Erbil, Baghdad conclude talks, to start drafting the oil and gas law
Shafaq News/ The Kurdistan Regional Government delegation concludes their discussions with the Iraqi Government and a team of law experts would draft the oil and gas law in the federal budget.
The President of the Diwan of the Kurdish Council of Ministers, Omid Sabah, stated that the delegation met with the Iraqi Ministry of Oil, the head of the Finance Committee in the Iraqi Parliament, Atwan Al-Atwani, and Iraqi officials to discuss the oil and gas law and the 2023 federal budget law.
The Kurdish group also met with the US Ambassador to Iraq, Alina Romanowski.
"We would continue our talks until we solve the outstanding issues, especially the oil and gas law and the draft budget law," Sabah said.
In turn, the KRG’s spokesperson, Jutiar Adil revealed that a Kurdish team would visit Baghdad on Sunday to start drafting the budget and oil and gas law.
Adil pointed out that there is a preliminary agreement with PM Mohamed S. Al-Sudani regarding the Kurdish entitlements.
Negotiations are underway between the two sides to resolve the differences, including oil, the fiscal budget, and the Peshmerga deployment in the disputed areas.
During the Government of former Prime Minister Adel Abdul Mahdi (2018-2020), both sides concluded an agreement that requires Baghdad to pay all the salaries of the Kurdistan Region for the first time since 2014. In return, Erbil would deliver the revenue of 250,000 barrels of oil out of nearly 500,000 barrels that Kurdistan exports independently.
Baghdad said Erbil did not adhere to this agreement almost wholly, while the Kurdish Government confirmed that it fulfilled its promises.

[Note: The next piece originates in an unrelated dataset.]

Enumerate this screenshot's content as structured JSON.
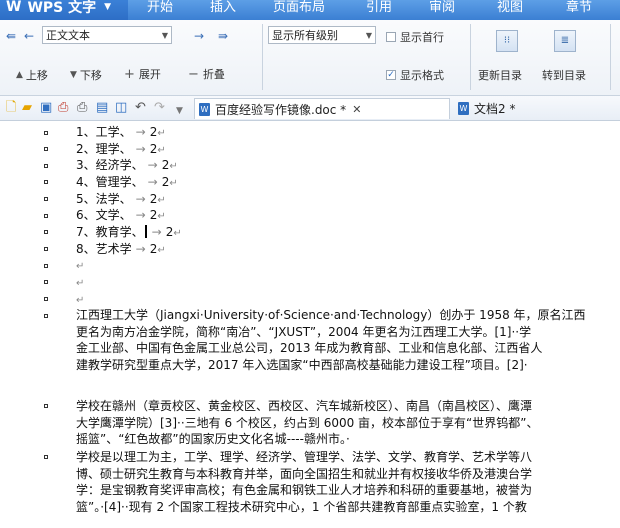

In May 2020, former PM Mustafa Al-Kadhimi decided to stop paying the salaries of the Region's employees, amounting to nearly 500 million dollars per month, due to the financial crisis.
Consequently, the Region's senior officials, including President Nechirvan Barzani and Deputy Prime Minister Qubad Talabani, visited Baghdad frequently to find solutions, but s
Another part of the disagreement is the disputed areas.
The Iraqi army forces regained in October 2017 control of the Kirkuk Governorate and the disputed areas, extending across a strip starting east from Diyala, passing through Saladin, and reaching southwest of Nineveh.
The Iraqi Kurdistan used to keep control over all those areas after the collapse of the Iraqi army in 2014 following the attack by ISIS.
Since 2017, security in Kirkuk and the disputed areas has been maintained through multiple federal forces, including the army, the federal police, the counter-terrorism service, and the Popular Mobilization Forces.
An announced agreement between Baghdad and Erbil stipulated that four joint security centers be formed in the disputed areas in Kirkuk, Diyala, Makhmur, and Mosul, to cover the vacuum areas between the army and the Peshmerga to prevent ISIS activities. However, the agreement is now suspended, and both sides accuse each other of a lack of responsiveness.
With a new round of talks, many future scenarios are posed for the relationship. But hope was raised by forming a new federal government head by Al-Sudani.